Hi Arnd-Hendrik,
Thanks for your answer, but it did not work. In each file of my
project I have 3 types of variables:
- local variables (declared with static, used only locally)
- global variables (declared in the current .c, also used by other .c)
- extern variables (declared in other .c file, used in current .c file)
The full project has 43 .c files, some of them with these 3 kinds of
variables. I'm getting out of msp ram and need to debug it.
What can I do to show how many bytes each of this 43 files.c are using
in bss section?
(I noticed that I can generate a .s file, and search for ".comm"
keywords inside it, and calculate the bss size, but I supose that
msp430-size was the right tool for this... is this a bug in msp430-size?)
Thanks,
Pedro
On Sun, Sep 12, 2004 at 03:16:23PM +0200, Arnd-Hendrik Mathias wrote:
> Hi Pedro,
> in your first example there is only one step missing in comparison to
> the second one: Your code is assembled but not linked against anything.

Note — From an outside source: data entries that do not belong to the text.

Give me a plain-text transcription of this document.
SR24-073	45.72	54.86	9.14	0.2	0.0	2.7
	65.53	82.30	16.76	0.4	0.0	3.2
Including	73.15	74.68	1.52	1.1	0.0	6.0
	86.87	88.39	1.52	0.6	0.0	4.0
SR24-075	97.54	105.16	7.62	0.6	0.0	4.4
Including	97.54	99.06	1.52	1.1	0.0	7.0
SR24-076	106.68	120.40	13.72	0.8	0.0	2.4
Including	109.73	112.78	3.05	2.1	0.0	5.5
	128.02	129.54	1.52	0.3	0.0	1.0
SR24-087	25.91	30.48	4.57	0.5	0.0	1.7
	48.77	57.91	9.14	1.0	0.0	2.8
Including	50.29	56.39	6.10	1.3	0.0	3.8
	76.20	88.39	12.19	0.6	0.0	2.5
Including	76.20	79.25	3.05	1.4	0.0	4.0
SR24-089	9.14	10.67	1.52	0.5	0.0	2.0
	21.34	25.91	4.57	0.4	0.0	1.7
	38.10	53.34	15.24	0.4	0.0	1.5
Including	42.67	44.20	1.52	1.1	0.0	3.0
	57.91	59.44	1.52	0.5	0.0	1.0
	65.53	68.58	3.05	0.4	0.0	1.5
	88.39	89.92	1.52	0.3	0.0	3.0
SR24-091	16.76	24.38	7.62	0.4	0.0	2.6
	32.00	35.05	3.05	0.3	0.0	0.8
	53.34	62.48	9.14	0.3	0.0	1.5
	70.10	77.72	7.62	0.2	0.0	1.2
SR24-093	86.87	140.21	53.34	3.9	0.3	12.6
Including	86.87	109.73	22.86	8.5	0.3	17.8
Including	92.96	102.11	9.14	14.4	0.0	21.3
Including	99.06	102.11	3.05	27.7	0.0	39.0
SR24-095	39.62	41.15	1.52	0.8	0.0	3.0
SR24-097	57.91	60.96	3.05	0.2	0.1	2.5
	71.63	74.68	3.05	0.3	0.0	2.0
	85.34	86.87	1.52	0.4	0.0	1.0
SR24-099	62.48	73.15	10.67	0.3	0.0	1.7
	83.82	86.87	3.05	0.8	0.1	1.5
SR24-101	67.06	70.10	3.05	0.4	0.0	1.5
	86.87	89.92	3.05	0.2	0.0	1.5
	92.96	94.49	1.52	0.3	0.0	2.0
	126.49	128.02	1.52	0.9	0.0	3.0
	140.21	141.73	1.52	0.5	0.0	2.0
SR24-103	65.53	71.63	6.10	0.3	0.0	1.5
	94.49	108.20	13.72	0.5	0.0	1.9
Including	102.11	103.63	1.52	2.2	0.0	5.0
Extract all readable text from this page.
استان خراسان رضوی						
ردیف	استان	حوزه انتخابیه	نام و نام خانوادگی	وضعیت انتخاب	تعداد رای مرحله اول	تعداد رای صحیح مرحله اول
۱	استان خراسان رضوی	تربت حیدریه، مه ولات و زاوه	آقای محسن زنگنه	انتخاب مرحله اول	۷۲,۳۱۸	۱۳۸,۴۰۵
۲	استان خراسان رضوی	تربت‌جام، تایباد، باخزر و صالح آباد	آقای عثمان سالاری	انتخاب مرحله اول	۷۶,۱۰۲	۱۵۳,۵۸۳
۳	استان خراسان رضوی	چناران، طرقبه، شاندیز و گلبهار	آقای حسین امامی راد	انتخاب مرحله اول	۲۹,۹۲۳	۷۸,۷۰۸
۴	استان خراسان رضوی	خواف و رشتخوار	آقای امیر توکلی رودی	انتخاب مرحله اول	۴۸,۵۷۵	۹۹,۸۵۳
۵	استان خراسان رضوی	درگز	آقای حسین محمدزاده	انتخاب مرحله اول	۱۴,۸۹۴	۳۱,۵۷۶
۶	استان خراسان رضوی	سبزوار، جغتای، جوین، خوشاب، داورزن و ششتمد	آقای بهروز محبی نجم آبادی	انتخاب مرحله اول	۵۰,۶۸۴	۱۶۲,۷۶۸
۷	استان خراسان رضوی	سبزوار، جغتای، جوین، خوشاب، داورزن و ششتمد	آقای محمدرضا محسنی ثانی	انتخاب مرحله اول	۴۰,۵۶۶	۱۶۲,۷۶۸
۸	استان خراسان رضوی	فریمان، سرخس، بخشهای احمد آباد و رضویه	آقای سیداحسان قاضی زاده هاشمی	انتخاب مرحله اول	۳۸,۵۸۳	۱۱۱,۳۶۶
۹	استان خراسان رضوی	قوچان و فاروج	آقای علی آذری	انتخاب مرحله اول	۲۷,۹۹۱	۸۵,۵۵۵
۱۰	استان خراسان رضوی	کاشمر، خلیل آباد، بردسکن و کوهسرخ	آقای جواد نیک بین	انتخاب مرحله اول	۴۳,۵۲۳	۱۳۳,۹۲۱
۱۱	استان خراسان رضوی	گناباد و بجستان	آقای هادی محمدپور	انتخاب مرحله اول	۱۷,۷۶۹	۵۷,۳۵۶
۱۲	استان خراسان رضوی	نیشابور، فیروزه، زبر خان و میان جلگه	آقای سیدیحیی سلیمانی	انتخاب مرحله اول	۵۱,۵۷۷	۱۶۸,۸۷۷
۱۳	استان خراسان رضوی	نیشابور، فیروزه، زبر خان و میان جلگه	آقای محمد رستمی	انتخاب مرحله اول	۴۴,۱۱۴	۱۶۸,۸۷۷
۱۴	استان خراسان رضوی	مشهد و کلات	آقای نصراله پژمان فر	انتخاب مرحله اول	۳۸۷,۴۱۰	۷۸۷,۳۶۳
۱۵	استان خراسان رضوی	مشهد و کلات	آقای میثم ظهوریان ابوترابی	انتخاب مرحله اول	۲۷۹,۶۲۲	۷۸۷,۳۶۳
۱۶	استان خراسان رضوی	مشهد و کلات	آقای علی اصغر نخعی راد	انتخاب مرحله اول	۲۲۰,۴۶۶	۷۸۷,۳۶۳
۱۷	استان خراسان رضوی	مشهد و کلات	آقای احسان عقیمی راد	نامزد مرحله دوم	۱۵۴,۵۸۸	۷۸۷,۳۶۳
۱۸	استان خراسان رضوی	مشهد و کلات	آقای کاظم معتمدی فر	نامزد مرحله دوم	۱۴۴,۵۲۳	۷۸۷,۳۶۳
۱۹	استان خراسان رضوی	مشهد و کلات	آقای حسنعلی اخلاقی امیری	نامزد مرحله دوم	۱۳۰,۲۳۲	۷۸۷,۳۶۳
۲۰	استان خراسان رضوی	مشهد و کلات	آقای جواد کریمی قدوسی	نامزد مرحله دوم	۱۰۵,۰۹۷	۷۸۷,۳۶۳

> So if you have a look at your assembler file and also at your object
> file (msp430-nm size-test.o) you have one locally linked static int
> variable (size 2Bytes) and two global "common objects" which will be
> resolved on link time (with other objects). The latter ones are not jet
> counted to the bss segment (however they will be positioned there
> later). You can check out this (not for production purposes ;°):
> add a line
> void* __stop_progExec__;
> to your size-test.c file
> do the steps from your first example and finally do
> msp430-ld -o size-test size-test.o
> then look at the object size-test with
> msp430-size size-test
> msp430-nm size-test
> you will find your symbols allocated in the bss segment.
>
> The appropriate steps are included in the complete way (as in your
> second example). You usually use the gcc (msp430-gcc) call as wrapper
> for all of these steps. So you find the same (correct) results as in the
> previous case.
> Best regards
>
> Arnd-Hendrik
>
>
> Pedro Zorzenon Neto wrote:
>
> >Hi,
> >
> > I think I found a bug in msp430-size. I'll show it with an example:
> >
> >/* --- begin of code --- */
> >int i;
> >static int j;
> >volatile int k;
> >
> >int main (void) {
> > return 1;
> >}
> >/* --- end of code --- */
> >
> >
> >msp430-gcc -mmcu=msp430x149 -I/usr/local/msp430/msp430/include -Wall -O1
> >-S size-test.c -o size-test.s
> >msp430-as -mmcu=msp430x149 size-test.s -o size-test.o
> >msp430-size size-test.o
> > text data bss dec hex filename
> > 10 0 2 12 c size-test.o
> >msp430-gcc -mmcu=msp430x149 -B/usr/local/msp430/msp430/lib size-test.o -o
> >size-test
> >msp430-size size-test
> > text data bss dec hex filename
> > 110 0 6 116 74 size-test
> >
> > Why is msp430-size reporting "2" in the "bss" field for file size-test.o?